Vasodilator and vasodepressor properties of angiotensins have been reported, and mediation by prostaglandins or nitric oxide has been proposed. Other studies indicate that angiotensin AT(2) receptors might mediate a depressor action, and the present study was designed to delineate and explore this possibility in a conscious rabbit model. Large intravenous boluses of angiotensin III (15 nmol/kg) produced a predictable pressor peak (82+/-4 mm Hg) followed by a depressor phase (20+/-3 mm Hg), whereas equipressor doses of angiotensin II were less effective at producing depressor responses. Angiotensin-(1-7) did not exert a depressor action, and the reduced potency of angiotensin IV (relative to angiotensin III) was similar for both the pressor and depressor phases ( approximately 100-fold). It is clear that specific angiotensin IV or angiotensin-(1-7) receptors do not mediate depressor effects in this model.
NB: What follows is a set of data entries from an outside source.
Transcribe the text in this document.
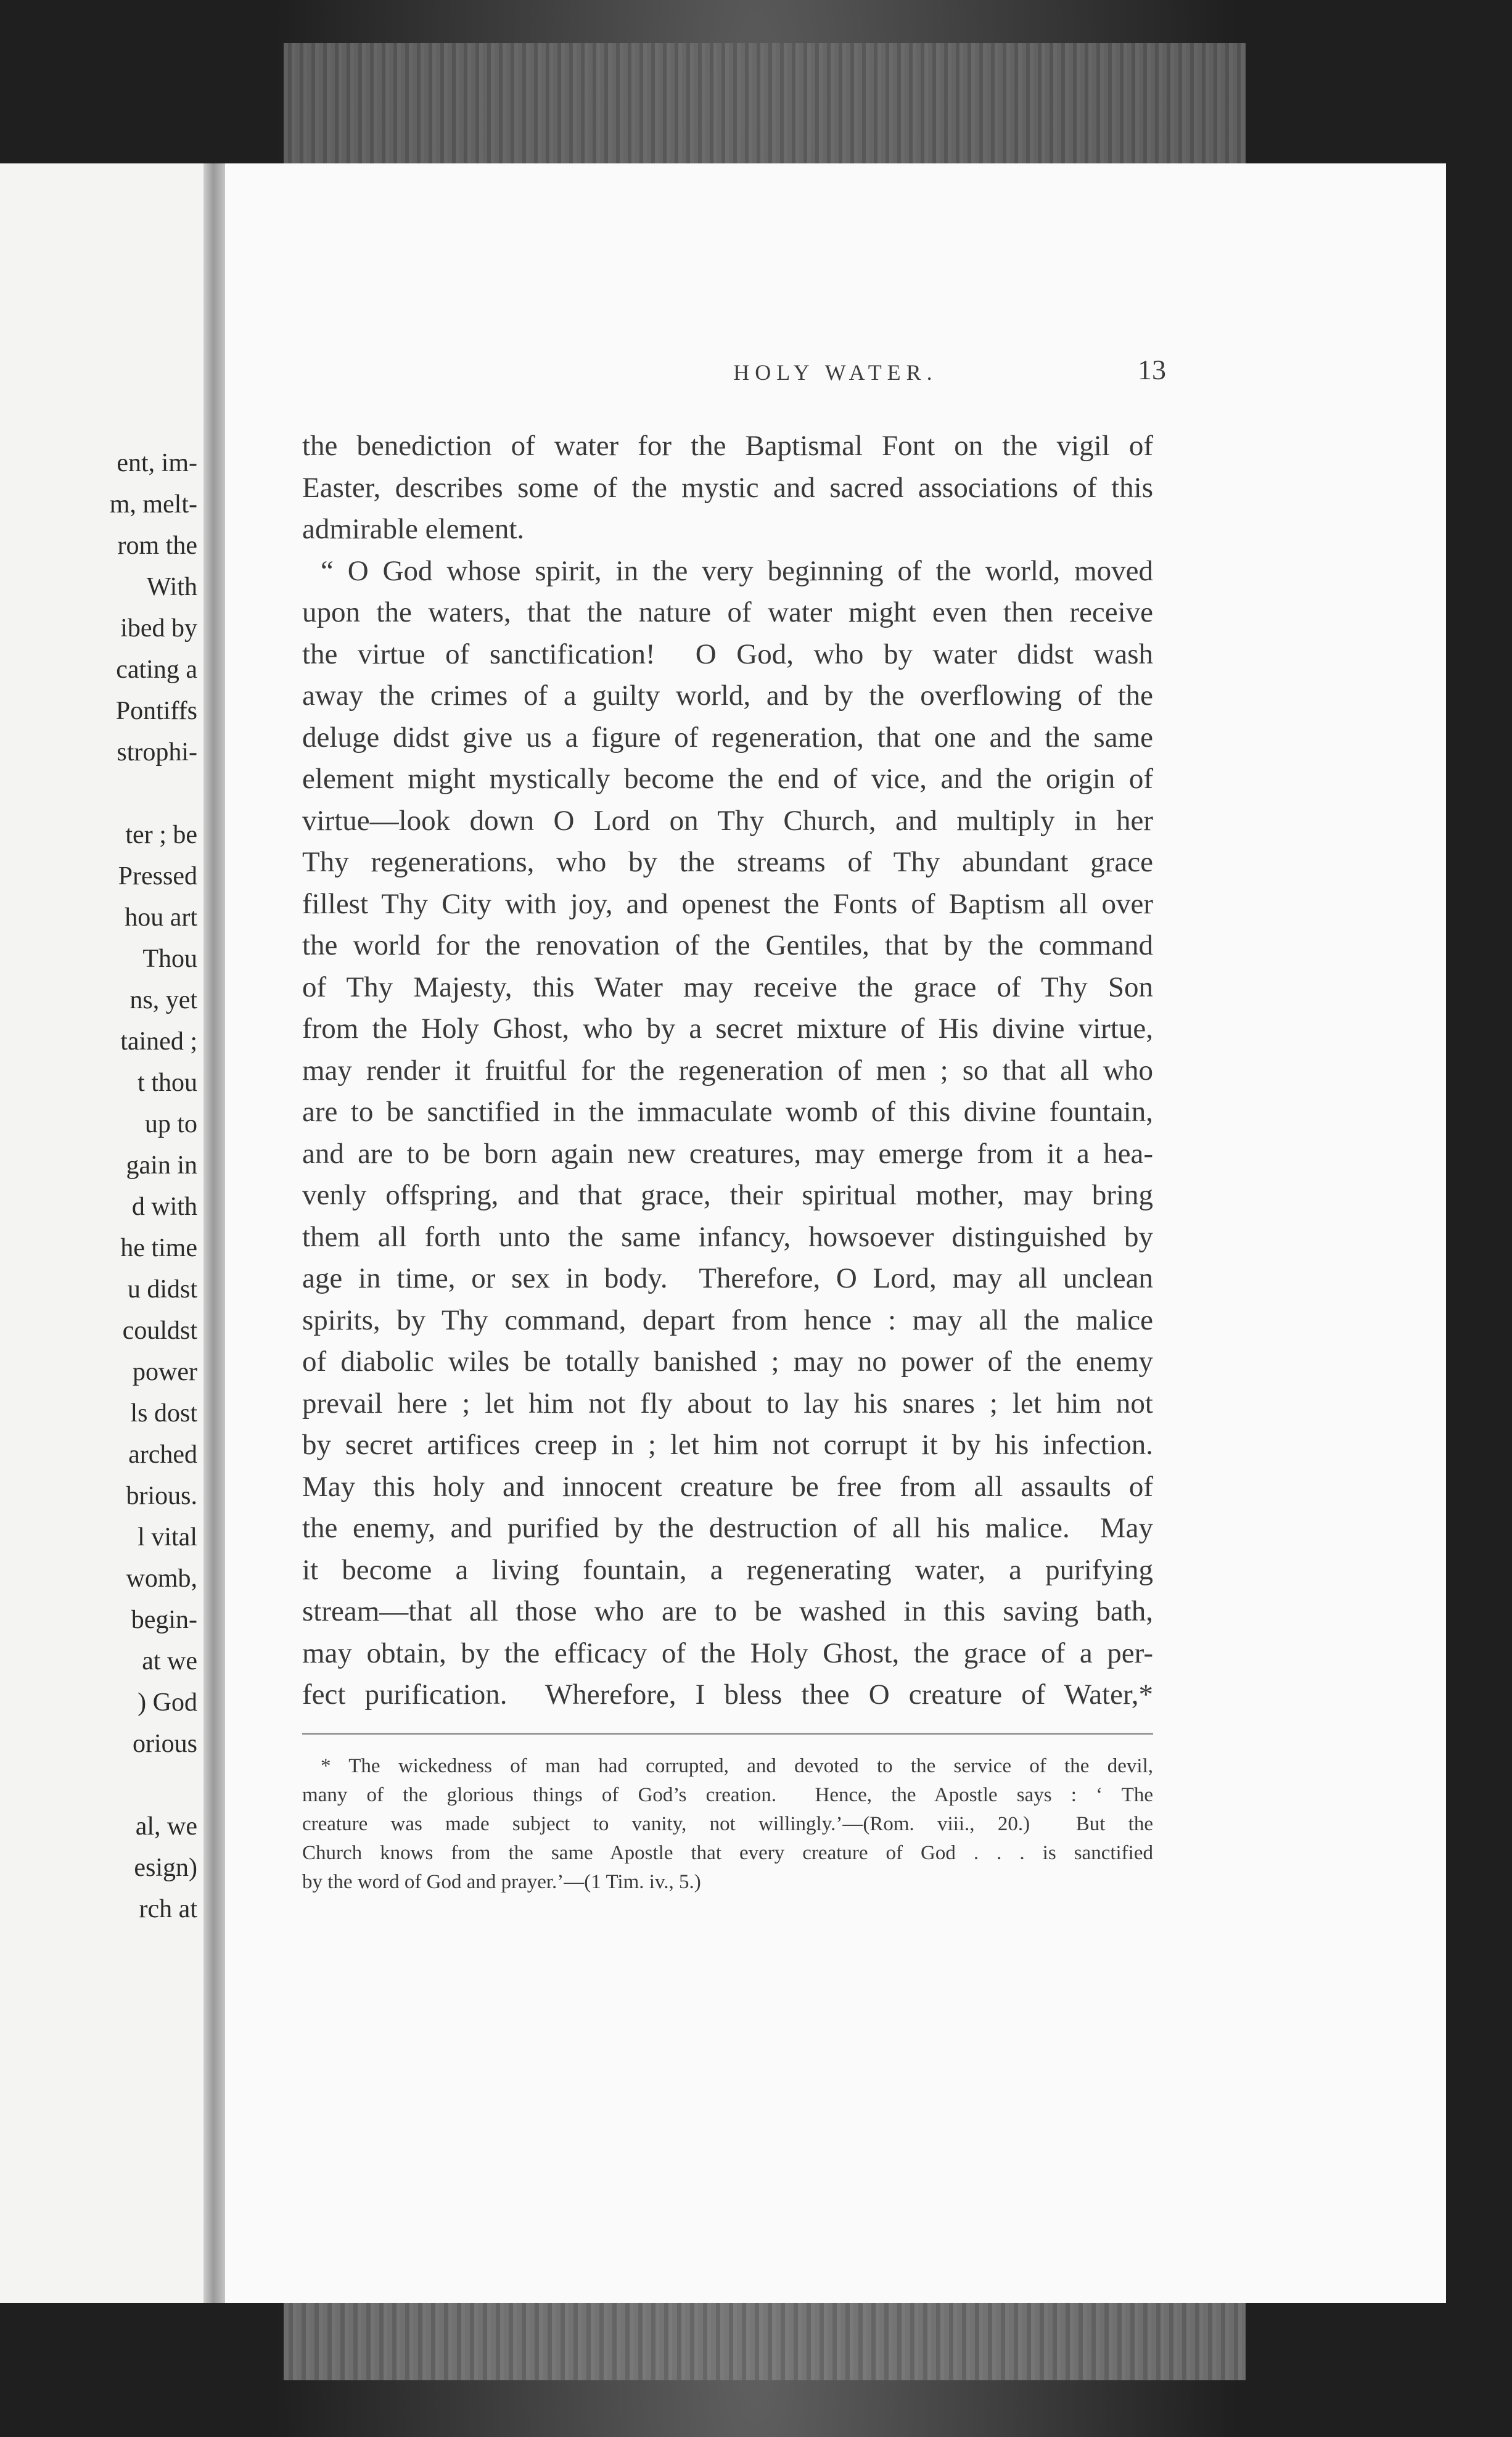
ent, im-
m, melt-
rom the
With
ibed by
cating a
Pontiffs
strophi-
ter ; be
Pressed
hou art
Thou
ns, yet
tained ;
t thou
up to
gain in
d with
he time
u didst
couldst
power
ls dost
arched
brious.
l vital
womb,
begin-
at we
) God
orious
al, we
esign)
rch at
HOLY WATER.	13
the benediction of water for the Baptismal Font on the vigil of
Easter, describes some of the mystic and sacred associations of this
admirable element.
“ O God whose spirit, in the very beginning of the world, moved
upon the waters, that the nature of water might even then receive
the virtue of sanctification!  O God, who by water didst wash
away the crimes of a guilty world, and by the overflowing of the
deluge didst give us a figure of regeneration, that one and the same
element might mystically become the end of vice, and the origin of
virtue—look down O Lord on Thy Church, and multiply in her
Thy regenerations, who by the streams of Thy abundant grace
fillest Thy City with joy, and openest the Fonts of Baptism all over
the world for the renovation of the Gentiles, that by the command
of Thy Majesty, this Water may receive the grace of Thy Son
from the Holy Ghost, who by a secret mixture of His divine virtue,
may render it fruitful for the regeneration of men ; so that all who
are to be sanctified in the immaculate womb of this divine fountain,
and are to be born again new creatures, may emerge from it a hea-
venly offspring, and that grace, their spiritual mother, may bring
them all forth unto the same infancy, howsoever distinguished by
age in time, or sex in body.  Therefore, O Lord, may all unclean
spirits, by Thy command, depart from hence : may all the malice
of diabolic wiles be totally banished ; may no power of the enemy
prevail here ; let him not fly about to lay his snares ; let him not
by secret artifices creep in ; let him not corrupt it by his infection.
May this holy and innocent creature be free from all assaults of
the enemy, and purified by the destruction of all his malice.  May
it become a living fountain, a regenerating water, a purifying
stream—that all those who are to be washed in this saving bath,
may obtain, by the efficacy of the Holy Ghost, the grace of a per-
fect purification.  Wherefore, I bless thee O creature of Water,*
* The wickedness of man had corrupted, and devoted to the service of the devil,
many of the glorious things of God’s creation.  Hence, the Apostle says : ‘ The
creature was made subject to vanity, not willingly.’—(Rom. viii., 20.)  But the
Church knows from the same Apostle that every creature of God . . . is sanctified
by the word of God and prayer.’—(1 Tim. iv., 5.)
The AT(1) antagonist losartan (1 mg/kg) blocked both the pressor and depressor components of the angiotensin III response, whereas the AT(2) antagonist PD 123319 (35 mg/kg) had no effect on either element of the response. The data obtained with the angiotensin receptor subtype-selective compounds, losartan and PD 123319, suggest that the depressor action is an AT(1)-mediated effect and give no indication that AT(2) receptors could be involved. Paradoxically, the greater potency of angiotensin III as a vasodepressor belies the conclusion that the response is AT(1)-mediated, because AT(1) receptors have a greater affinity for angiotensin II versus angiotensin III.
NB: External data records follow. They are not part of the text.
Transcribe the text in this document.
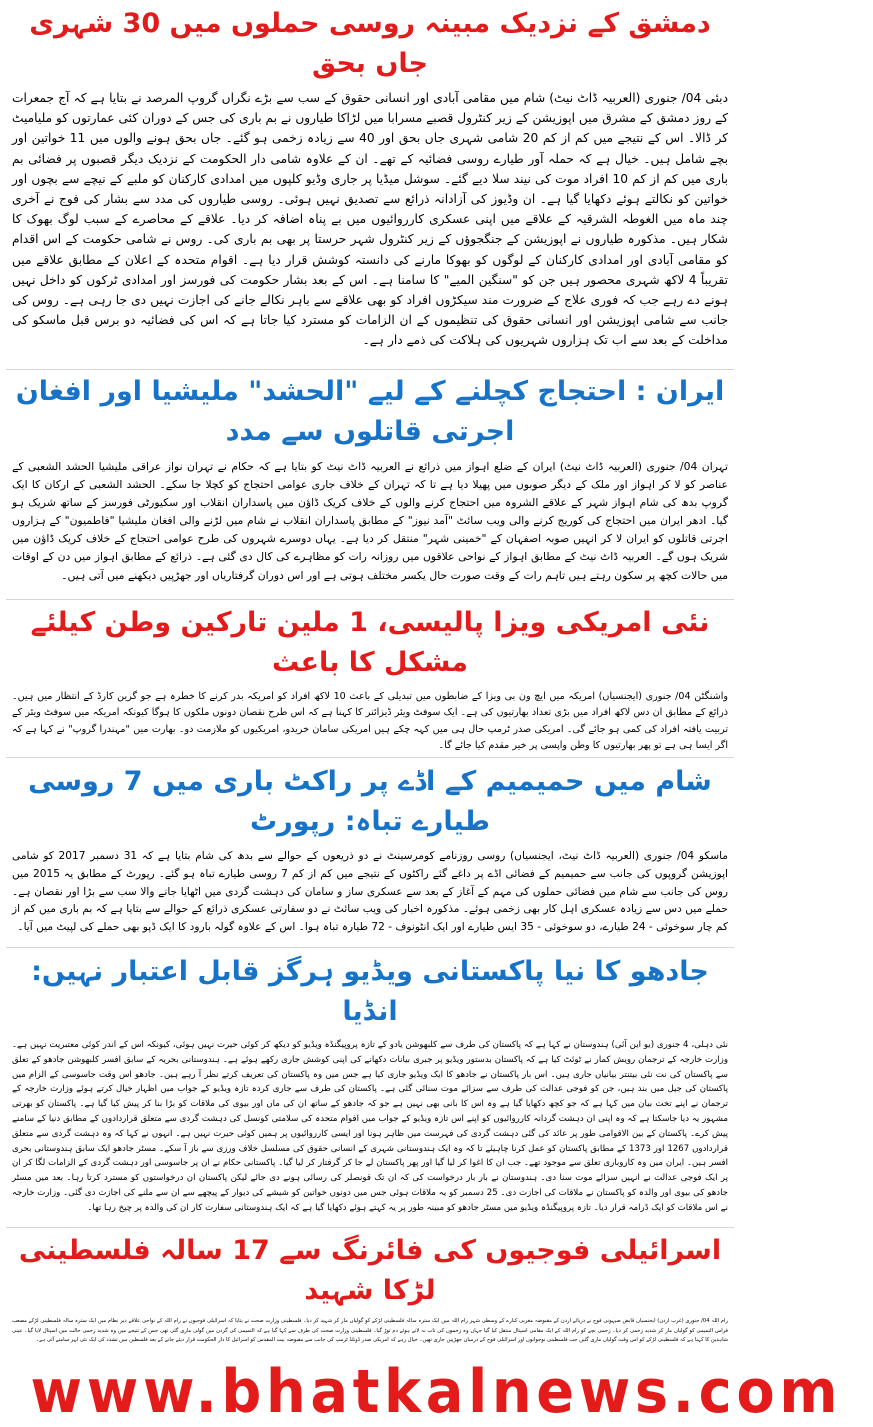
دمشق کے نزدیک مبینہ روسی حملوں میں 30 شہری جاں بحق

دبئی 04/ جنوری (العربیہ ڈاٹ نیٹ) شام میں مقامی آبادی اور انسانی حقوق کے سب سے بڑے نگراں گروپ المرصد نے بتایا ہے کہ آج جمعرات کے روز دمشق کے مشرق میں اپوزیشن کے زیر کنٹرول قصبے مسرابا میں لڑاکا طیاروں نے بم باری کی جس کے دوران کئی عمارتوں کو ملیامیٹ کر ڈالا۔ اس کے نتیجے میں کم از کم 20 شامی شہری جاں بحق اور 40 سے زیادہ زخمی ہو گئے۔ جاں بحق ہونے والوں میں 11 خواتین اور بچے شامل ہیں۔ خیال ہے کہ حملہ آور طیارے روسی فضائیہ کے تھے۔ ان کے علاوہ شامی دار الحکومت کے نزدیک دیگر قصبوں پر فضائی بم باری میں کم از کم 10 افراد موت کی نیند سلا دیے گئے۔ سوشل میڈیا پر جاری وڈیو کلپوں میں امدادی کارکنان کو ملبے کے نیچے سے بچوں اور خواتین کو نکالتے ہوئے دکھایا گیا ہے۔ ان وڈیوز کی آزادانہ ذرائع سے تصدیق نہیں ہوئی۔ روسی طیاروں کی مدد سے بشار کی فوج نے آخری چند ماہ میں الغوطہ الشرقیہ کے علاقے میں اپنی عسکری کارروائیوں میں بے پناہ اضافہ کر دیا۔ علاقے کے محاصرے کے سبب لوگ بھوک کا شکار ہیں۔ مذکورہ طیاروں نے اپوزیشن کے جنگجوؤں کے زیر کنٹرول شہر حرستا پر بھی بم باری کی۔ روس نے شامی حکومت کے اس اقدام کو مقامی آبادی اور امدادی کارکنان کے لوگوں کو بھوکا مارنے کی دانستہ کوشش قرار دیا ہے۔ اقوام متحدہ کے اعلان کے مطابق علاقے میں تقریباً 4 لاکھ شہری محصور ہیں جن کو "سنگین المیے" کا سامنا ہے۔ اس کے بعد بشار حکومت کی فورسز اور امدادی ٹرکوں کو داخل نہیں ہونے دے رہے جب کہ فوری علاج کے ضرورت مند سیکڑوں افراد کو بھی علاقے سے باہر نکالے جانے کی اجازت نہیں دی جا رہی ہے۔ روس کی جانب سے شامی اپوزیشن اور انسانی حقوق کی تنظیموں کے ان الزامات کو مسترد کیا جاتا ہے کہ اس کی فضائیہ دو برس قبل ماسکو کی مداخلت کے بعد سے اب تک ہزاروں شہریوں کی ہلاکت کی ذمے دار ہے۔

ایران : احتجاج کچلنے کے لیے "الحشد" ملیشیا اور افغان اجرتی قاتلوں سے مدد

تہران 04/ جنوری (العربیہ ڈاٹ نیٹ) ایران کے ضلع اہواز میں ذرائع نے العربیہ ڈاٹ نیٹ کو بتایا ہے کہ حکام نے تہران نواز عراقی ملیشیا الحشد الشعبی کے عناصر کو لا کر اہواز اور ملک کے دیگر صوبوں میں پھیلا دیا ہے تا کہ تہران کے خلاف جاری عوامی احتجاج کو کچلا جا سکے۔ الحشد الشعبی کے ارکان کا ایک گروپ بدھ کی شام اہواز شہر کے علاقے الشروہ میں احتجاج کرنے والوں کے خلاف کریک ڈاؤن میں پاسداران انقلاب اور سکیورٹی فورسز کے ساتھ شریک ہو گیا۔ ادھر ایران میں احتجاج کی کوریج کرنے والی ویب سائٹ "آمد نیوز" کے مطابق پاسداران انقلاب نے شام میں لڑنے والی افغان ملیشیا "فاطمیون" کے ہزاروں اجرتی قاتلوں کو ایران لا کر انہیں صوبہ اصفہان کے "خمینی شہر" منتقل کر دیا ہے۔ یہاں دوسرے شہروں کی طرح عوامی احتجاج کے خلاف کریک ڈاؤن میں شریک ہوں گے۔ العربیہ ڈاٹ نیٹ کے مطابق اہواز کے نواحی علاقوں میں روزانہ رات کو مظاہرے کی کال دی گئی ہے۔ ذرائع کے مطابق اہواز میں دن کے اوقات میں حالات کچھ پر سکون رہتے ہیں تاہم رات کے وقت صورت حال یکسر مختلف ہوتی ہے اور اس دوران گرفتاریاں اور جھڑپیں دیکھنے میں آتی ہیں۔

نئی امریکی ویزا پالیسی، 1 ملین تارکین وطن کیلئے مشکل کا باعث

واشنگٹن 04/ جنوری (ایجنسیاں) امریکہ میں ایچ ون بی ویزا کے ضابطوں میں تبدیلی کے باعث 10 لاکھ افراد کو امریکہ بدر کرنے کا خطرہ ہے جو گرین کارڈ کے انتظار میں ہیں۔ ذرائع کے مطابق ان دس لاکھ افراد میں بڑی تعداد بھارتیوں کی ہے۔ ایک سوفٹ ویئر ڈیزائنر کا کہنا ہے کہ اس طرح نقصان دونوں ملکوں کا ہوگا کیونکہ امریکہ میں سوفٹ ویئر کے تربیت یافتہ افراد کی کمی ہو جائے گی۔ امریکی صدر ٹرمپ حال ہی میں کہہ چکے ہیں امریکی سامان خریدو، امریکیوں کو ملازمت دو۔ بھارت میں "مہندرا گروپ" نے کہا ہے کہ اگر ایسا ہی ہے تو پھر بھارتیوں کا وطن واپسی پر خیر مقدم کیا جائے گا۔

شام میں حمیمیم کے اڈے پر راکٹ باری میں 7 روسی طیارے تباہ: رپورٹ

ماسکو 04/ جنوری (العربیہ ڈاٹ نیٹ، ایجنسیاں) روسی روزنامے کومرسینٹ نے دو ذریعوں کے حوالے سے بدھ کی شام بتایا ہے کہ 31 دسمبر 2017 کو شامی اپوزیشن گروپوں کی جانب سے حمیمیم کے فضائی اڈے پر داغے گئے راکٹوں کے نتیجے میں کم از کم 7 روسی طیارے تباہ ہو گئے۔ رپورٹ کے مطابق یہ 2015 میں روس کی جانب سے شام میں فضائی حملوں کی مہم کے آغاز کے بعد سے عسکری ساز و سامان کی دہشت گردی میں اٹھایا جانے والا سب سے بڑا اور نقصان ہے۔ حملے میں دس سے زیادہ عسکری اہل کار بھی زخمی ہوئے۔ مذکورہ اخبار کی ویب سائٹ نے دو سفارتی عسکری ذرائع کے حوالے سے بتایا ہے کہ بم باری میں کم از کم چار سوخوئی - 24 طیارے، دو سوخوئی - 35 ایس طیارے اور ایک انٹونوف - 72 طیارہ تباہ ہوا۔ اس کے علاوہ گولہ بارود کا ایک ڈپو بھی حملے کی لپیٹ میں آیا۔

جادھو کا نیا پاکستانی ویڈیو ہرگز قابل اعتبار نہیں: انڈیا

نئی دہلی، 4 جنوری (یو این آئی) ہندوستان نے کہا ہے کہ پاکستان کی طرف سے کلبھوشن یادو کے تازہ پروپیگنڈہ ویڈیو کو دیکھ کر کوئی حیرت نہیں ہوئی، کیونکہ اس کے اندر کوئی معتبریت نہیں ہے۔ وزارت خارجہ کے ترجمان رویش کمار نے ٹوئٹ کیا ہے کہ پاکستان بدستور ویڈیو پر جبری بیانات دکھانے کی اپنی کوشش جاری رکھے ہوئے ہے۔ ہندوستانی بحریہ کے سابق افسر کلبھوشن جادھو کے تعلق سے پاکستان کی نت نئی بیتنتر بیانیاں جاری ہیں۔ اس بار پاکستان نے جادھو کا ایک ویڈیو جاری کیا ہے جس میں وہ پاکستان کی تعریف کرتے نظر آ رہے ہیں۔ جادھو اس وقت جاسوسی کے الزام میں پاکستان کی جیل میں بند ہیں، جن کو فوجی عدالت کی طرف سے سزائے موت سنائی گئی ہے۔ پاکستان کی طرف سے جاری کردہ تازہ ویڈیو کے جواب میں اظہار خیال کرتے ہوئے وزارت خارجہ کے ترجمان نے اپنے تخت بیان میں کہا ہے کہ جو کچھ دکھایا گیا ہے وہ اس کا بانی بھی نہیں ہے جو کہ جادھو کے ساتھ ان کی ماں اور بیوی کی ملاقات کو بڑا بنا کر پیش کیا گیا ہے۔ پاکستان کو بھرتی مشہور یہ دیا جاسکتا ہے کہ وہ اپنی ان دہشت گردانہ کارروائیوں کو اپنے اس تازہ ویڈیو کے جواب میں اقوام متحدہ کی سلامتی کونسل کی دہشت گردی سے متعلق قراردادوں کے مطابق دنیا کے سامنے پیش کرے۔ پاکستان کے بین الاقوامی طور پر عائد کی گئی دہشت گردی کی فہرست میں ظاہر ہونا اور ایسی کارروائیوں پر ہمیں کوئی حیرت نہیں ہے۔ انہوں نے کہا کہ وہ دہشت گردی سے متعلق قراردادوں 1267 اور 1373 کے مطابق پاکستان کو عمل کرنا چاہیئے تا کہ وہ ایک ہندوستانی شہری کے انسانی حقوق کی مسلسل خلاف ورزی سے باز آ سکے۔ مسٹر جادھو ایک سابق ہندوستانی بحری افسر ہیں۔ ایران میں وہ کاروباری تعلق سے موجود تھے۔ جب ان کا اغوا کر لیا گیا اور پھر پاکستان لے جا کر گرفتار کر لیا گیا۔ پاکستانی حکام نے ان پر جاسوسی اور دہشت گردی کے الزامات لگا کر ان پر ایک فوجی عدالت نے انہیں سزائے موت سنا دی۔ ہندوستان نے بار بار درخواست کی کہ ان تک قونصلر کی رسائی ہونے دی جائے لیکن پاکستان ان درخواستوں کو مسترد کرتا رہا۔ بعد میں مسٹر جادھو کی بیوی اور والدہ کو پاکستان نے ملاقات کی اجازت دی۔ 25 دسمبر کو یہ ملاقات ہوئی جس میں دونوں خواتین کو شیشے کی دیوار کے پیچھے سے ان سے ملنے کی اجازت دی گئی۔ وزارت خارجہ نے اس ملاقات کو ایک ڈرامہ قرار دیا۔ تازہ پروپیگنڈہ ویڈیو میں مسٹر جادھو کو مبینہ طور پر یہ کہتے ہوئے دکھایا گیا ہے کہ ایک ہندوستانی سفارت کار ان کی والدہ پر چیخ رہا تھا۔

اسرائیلی فوجیوں کی فائرنگ سے 17 سالہ فلسطینی لڑکا شہید

رام اللہ 04/ جنوری (غرب اردن) ایجنسیاں قابض صیہونی فوج نے دریائے اردن کے مقبوضہ مغربی کنارے کے وسطی شہر رام اللہ میں ایک سترہ سالہ فلسطینی لڑکے کو گولیاں مار کر شہید کر دیا۔ فلسطینی وزارت صحت نے بتایا کہ اسرائیلی فوجیوں نے رام اللہ کے نواحی علاقے دیر نظام میں ایک سترہ سالہ فلسطینی لڑکے مصعب فراس التمیمی کو گولیاں مار کر شدید زخمی کر دیا۔ زخمی بچے کو رام اللہ کے ایک مقامی اسپتال منتقل کیا گیا جہاں وہ زخموں کی تاب نہ لاتے ہوئے دم توڑ گیا۔ فلسطینی وزارت صحت کی طرف سے کہا گیا ہے کہ التمیمی کی گردن میں گولی ماری گئی تھی جس کے نتیجے میں وہ شدید زخمی حالت میں اسپتال لایا گیا۔ عینی شاہدین کا کہنا ہے کہ فلسطینی لڑکے کو اس وقت گولیاں ماری گئیں جب فلسطینی نوجوانوں اور اسرائیلی فوج کے درمیان جھڑپیں جاری تھیں۔ خیال رہے کہ امریکی صدر ڈونلڈ ٹرمپ کی جانب سے مقبوضہ بیت المقدس کو اسرائیل کا دار الحکومت قرار دیئے جانے کے بعد فلسطین میں تشدد کی ایک نئی لہر سامنے آئی ہے۔

www.bhatkalnews.com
Systemic and renal hemodynamic effects of the AT1 receptor antagonist, ZD 7155, and the AT2 receptor antagonist, PD 123319, in conscious lambs.[Pubmed:17051392]
Pflugers Arch. 2007 Jan;453(4):477-86.
Experiments were carried out to investigate age- and dose-dependent effects of the selective AT(1) receptor antagonist, ZD 7155, and the selective AT(2) receptor antagonist, PD 123319, on systemic and renal hemodynamics in conscious, chronically instrumented lambs aged approximately 1 and approximately 6 weeks of postnatal life. Mean arterial pressure (MAP), mean venous pressure (MVP), and renal blood flow (RBF) were measured for 10 min before and for 120 min after ZD 7155, PD 123319, or vehicle. In both age groups, administration of ZD 7155 decreased renal vascular resistance (RVR) and increased RBF within 5 min. These responses lasted less than 90 min but were not dose-dependent. MAP decreased by 30 min after administration of ZD 7155 in both age groups at doses >/=400 microg kg(-1); the remaining decreased for up to 120 min, depending upon the dose. Pressor responses to angiotensin II (ANG II) were abolished within 5 min of administration of all doses of ZD 7155, at both 1- and 6 weeks. PD 123319 had no detectable effects on systemic or renal hemodynamics or on the pressor responses to ANG II. Therefore, under physiological conditions in conscious newborn animals, ANG II modulates both resting blood pressure and RVR through activation of AT(1) but not AT(2) receptors.